Cedar Walton The Bouncer Review

Album. Released 2011.  

BBC Review

Venerable Texan jazz-pianist offers a soulful set.

Martin Longley 2011

The Bouncer "is totally not a security guy," says Cedar Walton, the venerable 77-year-old Texan jazz-pianist who’s played beside John Coltrane, Max Roach and Art Blakey. This latest documentation of his art opens with a title-track that’s spirited and, yes, bounces along with a bright, airily optimistic swagger, rippling with ebullient horns. This is how Walton's using the term, and his description remains apt for the entire disc.

The core team is a piano trio, with Walton joined by bassist David Williams and drummer Willie Jones III. Saxophonist and flautist Vincent Herring makes it a quartet on five out of the eight cuts, and there are less-frequent guest spots for trombonist Steve Turre and percussionist Ray Mantilla. Walton is an adopted New Yorker, and this album was recorded across the water in New Jersey, at Rudy Van Gelder's famed Englewood Cliffs studio.
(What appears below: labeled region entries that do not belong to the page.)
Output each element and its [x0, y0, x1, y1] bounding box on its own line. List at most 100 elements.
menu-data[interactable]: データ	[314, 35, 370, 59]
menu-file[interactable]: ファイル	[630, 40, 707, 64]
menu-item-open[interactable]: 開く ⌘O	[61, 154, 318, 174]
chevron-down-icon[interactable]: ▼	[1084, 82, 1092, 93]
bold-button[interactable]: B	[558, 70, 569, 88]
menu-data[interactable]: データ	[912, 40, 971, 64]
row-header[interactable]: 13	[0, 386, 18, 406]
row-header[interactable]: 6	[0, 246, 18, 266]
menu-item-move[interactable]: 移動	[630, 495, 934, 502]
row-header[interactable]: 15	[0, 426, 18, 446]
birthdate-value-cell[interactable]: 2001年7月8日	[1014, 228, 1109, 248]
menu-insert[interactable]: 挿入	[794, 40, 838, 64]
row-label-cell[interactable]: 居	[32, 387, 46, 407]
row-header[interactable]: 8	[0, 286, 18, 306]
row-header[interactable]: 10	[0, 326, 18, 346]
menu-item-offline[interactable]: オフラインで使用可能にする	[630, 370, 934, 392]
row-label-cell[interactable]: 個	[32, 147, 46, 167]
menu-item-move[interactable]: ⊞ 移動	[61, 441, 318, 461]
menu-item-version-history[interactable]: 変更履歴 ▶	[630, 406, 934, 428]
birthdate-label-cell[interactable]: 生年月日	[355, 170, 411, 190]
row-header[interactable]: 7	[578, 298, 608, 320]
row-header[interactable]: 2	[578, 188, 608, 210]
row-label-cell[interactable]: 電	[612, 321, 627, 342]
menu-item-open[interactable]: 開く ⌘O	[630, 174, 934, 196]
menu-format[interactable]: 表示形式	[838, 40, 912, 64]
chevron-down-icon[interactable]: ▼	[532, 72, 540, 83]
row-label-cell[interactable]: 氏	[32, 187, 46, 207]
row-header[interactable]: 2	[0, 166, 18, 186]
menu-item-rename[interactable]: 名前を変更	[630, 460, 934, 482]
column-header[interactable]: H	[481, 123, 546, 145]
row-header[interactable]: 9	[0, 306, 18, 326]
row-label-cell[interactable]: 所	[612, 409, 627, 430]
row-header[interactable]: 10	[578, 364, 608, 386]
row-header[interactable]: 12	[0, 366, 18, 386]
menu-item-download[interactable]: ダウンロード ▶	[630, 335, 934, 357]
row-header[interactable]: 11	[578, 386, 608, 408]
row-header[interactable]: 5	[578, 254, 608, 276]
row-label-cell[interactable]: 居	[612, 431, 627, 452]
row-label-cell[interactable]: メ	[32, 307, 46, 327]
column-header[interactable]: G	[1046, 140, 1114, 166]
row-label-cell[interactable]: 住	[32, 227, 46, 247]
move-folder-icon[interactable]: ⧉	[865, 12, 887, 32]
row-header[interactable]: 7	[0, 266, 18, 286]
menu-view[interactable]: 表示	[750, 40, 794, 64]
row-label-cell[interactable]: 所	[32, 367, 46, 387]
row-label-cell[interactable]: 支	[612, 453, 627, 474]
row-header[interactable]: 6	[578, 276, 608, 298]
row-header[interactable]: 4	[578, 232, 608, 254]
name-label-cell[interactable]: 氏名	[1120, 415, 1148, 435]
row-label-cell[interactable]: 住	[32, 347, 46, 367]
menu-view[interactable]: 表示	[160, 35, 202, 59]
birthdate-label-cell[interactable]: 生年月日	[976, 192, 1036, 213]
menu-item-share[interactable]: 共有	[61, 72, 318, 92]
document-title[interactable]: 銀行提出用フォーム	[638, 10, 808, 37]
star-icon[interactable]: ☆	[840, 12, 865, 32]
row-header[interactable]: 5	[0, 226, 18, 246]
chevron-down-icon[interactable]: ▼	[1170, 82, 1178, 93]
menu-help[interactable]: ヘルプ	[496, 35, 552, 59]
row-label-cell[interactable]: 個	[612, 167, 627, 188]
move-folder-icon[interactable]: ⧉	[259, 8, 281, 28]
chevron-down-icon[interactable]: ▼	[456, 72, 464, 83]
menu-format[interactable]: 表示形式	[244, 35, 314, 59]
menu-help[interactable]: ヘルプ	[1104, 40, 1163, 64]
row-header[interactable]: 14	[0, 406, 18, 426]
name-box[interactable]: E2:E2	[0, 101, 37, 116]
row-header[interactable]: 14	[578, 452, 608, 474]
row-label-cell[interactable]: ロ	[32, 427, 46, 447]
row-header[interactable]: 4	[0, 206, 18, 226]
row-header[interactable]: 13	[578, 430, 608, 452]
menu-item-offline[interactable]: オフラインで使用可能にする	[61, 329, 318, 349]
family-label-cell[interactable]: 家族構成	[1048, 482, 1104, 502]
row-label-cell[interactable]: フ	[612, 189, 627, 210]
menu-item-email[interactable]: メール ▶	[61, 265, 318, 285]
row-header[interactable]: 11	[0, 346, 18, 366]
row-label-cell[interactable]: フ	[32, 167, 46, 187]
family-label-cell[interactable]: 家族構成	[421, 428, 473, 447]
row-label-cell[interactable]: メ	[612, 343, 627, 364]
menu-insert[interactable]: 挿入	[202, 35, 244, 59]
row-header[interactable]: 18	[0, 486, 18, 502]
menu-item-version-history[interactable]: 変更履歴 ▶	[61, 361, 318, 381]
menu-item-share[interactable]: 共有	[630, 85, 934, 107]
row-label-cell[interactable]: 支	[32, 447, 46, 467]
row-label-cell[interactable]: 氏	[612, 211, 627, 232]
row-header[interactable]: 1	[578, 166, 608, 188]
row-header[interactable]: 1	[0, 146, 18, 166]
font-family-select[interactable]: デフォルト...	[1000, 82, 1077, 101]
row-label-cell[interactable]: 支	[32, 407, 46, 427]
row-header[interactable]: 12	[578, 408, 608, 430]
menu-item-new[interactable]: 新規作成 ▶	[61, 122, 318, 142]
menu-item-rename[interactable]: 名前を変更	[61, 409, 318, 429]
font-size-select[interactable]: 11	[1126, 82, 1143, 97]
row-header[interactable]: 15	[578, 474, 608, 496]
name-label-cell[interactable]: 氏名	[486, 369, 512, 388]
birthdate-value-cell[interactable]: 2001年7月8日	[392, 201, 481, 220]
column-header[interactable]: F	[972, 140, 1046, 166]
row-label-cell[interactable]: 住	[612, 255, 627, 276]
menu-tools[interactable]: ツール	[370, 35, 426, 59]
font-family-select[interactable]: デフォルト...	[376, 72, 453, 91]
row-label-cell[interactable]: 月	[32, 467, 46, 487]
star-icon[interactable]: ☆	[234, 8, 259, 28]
The invigorating opener relaxes into Lament, which was penned by trombonist J.J. Johnson, in whose band Walton was a fixture in the late 1950s. It’s a slowie, with brushes slithering across snare, licking at cymbals, as Walton's melodic flamboyance manifests itself in delicately flowery fashion. Aside from this and a lone piece by bassman Williams, all of the rest are Walton originals, whether old or new.

The pace quickens during Bell for Bags; then recent composition Halo features Herring on flute, waltzing along gently with more skippy brushes on the drums. The fullest line-up gathers around Underground Memoirs, with percussion and both horns slinking through Latin terrain, Turre delivering a talkatively muted solo. It comes as little surprise that Willie’s Groove highlights a Jones drum solo, but not before Williams gets a shot on the bass. The latter player brings Trinidadian roots to the fore during his Got to Get to the Island, with Herring’s tenor burst pushing towards the passionate, Walton getting funky for his own solo. The disc closes out with Martha's Prize. "Martha's my wife. I'm the prize!" chuckles the composer.

Ultimately, this album isn't going to burn any bold new paths in jazz, but it’s a soulful summation made in the still-glowing twilight of an old-faithful’s career.